Pro: the person you care for is still alive and in health.
Con: you still have to care for the person you care for.
Mornings, the start of everyone's day. Mornings, the start of your day and the day of the person you care for. Waking, Bathing, Dressing, Eating, Medicating.
For someone whose never really been a morning person, living in a Full House of Parkinson's and Dementia Care is reason for an extra shot of coffee in the AM.
For the grumpy caregiver who takes a while to warm up to the world, this is what it feels like. These are the challenges of a caregiving morning routine.

It's another day of - you guessed it - caregiving. More of the same?
What you do in your first waking moments sets the day in momentum.
Mornings are when I’m most susceptible to negative thoughts. I’m not a morning person.
You wake up with another day of thankless care for another who won’t thank you and can’t return the favor. (Because the parent I care for has always has been a narcissist? Or because of the Parkinson's and dementia?)
Widely alone and unpaid, caregivers of a family member with a progressive disease lose their schedules to care, lose their savings to care, and ultimately lose their sense of self - to the care situation you’re inseparable from.
How could you have allowed your circumstances to fall so broken? All too many caregivers blame themselves.
The next time you have a miserable morning with the gloom and doom of caregiver duties looming, respect the first moment of your day.
Society chuckles when a person needs coffee before human contact in the morning. When someone becomes habitually perturbed near bedtime, we snicker it's the witching hour isn’t it?

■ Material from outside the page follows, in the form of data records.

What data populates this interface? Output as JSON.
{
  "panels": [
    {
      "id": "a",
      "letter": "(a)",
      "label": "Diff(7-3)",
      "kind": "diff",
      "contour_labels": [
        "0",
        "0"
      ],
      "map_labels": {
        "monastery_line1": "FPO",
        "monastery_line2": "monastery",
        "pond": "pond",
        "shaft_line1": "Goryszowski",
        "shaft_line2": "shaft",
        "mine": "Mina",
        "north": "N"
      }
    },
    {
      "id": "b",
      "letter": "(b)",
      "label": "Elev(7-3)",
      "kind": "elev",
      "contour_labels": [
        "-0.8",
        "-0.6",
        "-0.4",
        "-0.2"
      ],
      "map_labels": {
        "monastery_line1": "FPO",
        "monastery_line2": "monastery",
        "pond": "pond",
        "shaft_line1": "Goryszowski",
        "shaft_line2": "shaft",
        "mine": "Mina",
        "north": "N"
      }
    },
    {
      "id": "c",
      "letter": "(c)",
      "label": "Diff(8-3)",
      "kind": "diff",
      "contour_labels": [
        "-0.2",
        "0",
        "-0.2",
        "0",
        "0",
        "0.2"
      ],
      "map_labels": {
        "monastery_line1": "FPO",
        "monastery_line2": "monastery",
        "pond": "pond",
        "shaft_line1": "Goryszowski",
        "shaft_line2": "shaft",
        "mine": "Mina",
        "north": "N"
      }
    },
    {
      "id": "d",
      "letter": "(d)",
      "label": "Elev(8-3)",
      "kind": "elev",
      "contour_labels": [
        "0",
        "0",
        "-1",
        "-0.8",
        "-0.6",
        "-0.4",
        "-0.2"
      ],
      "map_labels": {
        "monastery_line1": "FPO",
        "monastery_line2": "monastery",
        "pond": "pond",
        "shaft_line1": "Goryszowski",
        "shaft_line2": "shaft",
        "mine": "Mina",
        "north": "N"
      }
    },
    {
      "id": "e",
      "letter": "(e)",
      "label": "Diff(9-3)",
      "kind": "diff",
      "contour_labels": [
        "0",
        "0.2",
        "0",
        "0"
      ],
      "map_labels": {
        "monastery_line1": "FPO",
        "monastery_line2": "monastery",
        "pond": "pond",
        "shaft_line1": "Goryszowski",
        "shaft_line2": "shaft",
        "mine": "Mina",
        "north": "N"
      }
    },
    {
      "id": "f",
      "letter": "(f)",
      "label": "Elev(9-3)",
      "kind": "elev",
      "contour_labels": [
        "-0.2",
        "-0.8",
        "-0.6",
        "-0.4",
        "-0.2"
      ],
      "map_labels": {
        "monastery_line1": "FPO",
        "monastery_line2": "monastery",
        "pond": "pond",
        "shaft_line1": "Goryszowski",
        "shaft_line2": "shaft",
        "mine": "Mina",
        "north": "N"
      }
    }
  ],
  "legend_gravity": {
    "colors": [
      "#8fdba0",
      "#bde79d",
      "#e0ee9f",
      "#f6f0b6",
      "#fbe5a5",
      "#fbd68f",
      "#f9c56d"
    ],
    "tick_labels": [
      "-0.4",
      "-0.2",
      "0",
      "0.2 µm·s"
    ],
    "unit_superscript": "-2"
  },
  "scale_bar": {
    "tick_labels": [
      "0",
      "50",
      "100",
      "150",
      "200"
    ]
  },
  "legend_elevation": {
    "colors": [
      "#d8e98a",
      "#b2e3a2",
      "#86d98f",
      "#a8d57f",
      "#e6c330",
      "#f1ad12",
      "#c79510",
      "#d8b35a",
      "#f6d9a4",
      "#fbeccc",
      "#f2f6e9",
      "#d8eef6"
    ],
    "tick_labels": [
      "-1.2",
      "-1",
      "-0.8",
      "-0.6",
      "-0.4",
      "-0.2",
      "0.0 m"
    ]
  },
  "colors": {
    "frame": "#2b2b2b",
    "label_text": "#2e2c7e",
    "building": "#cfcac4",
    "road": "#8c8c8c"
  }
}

Take a closer look, and you’ll see a cycle of pain this person is stuck in.
If it’s you who can’t function when transitioning to or from sleep, maybe it’s time to make a change.
I wish to tell you to find your meditation.
Mine this morning goes like this:
I’m not a morning person.
No! I’m feeling crappy in the morning.
I resent my mother for arguing with my father in the mornings.
No! I want my mother and father to love each other and be happy.
I detest my father for not protecting his family from his disease.
No! I am staying here because I love my family.
And I let it go now, because it’s OK to have these feelings. I’m angry, because anger the best tool I have at the moment. Knowing that, makes me feel more at peace already.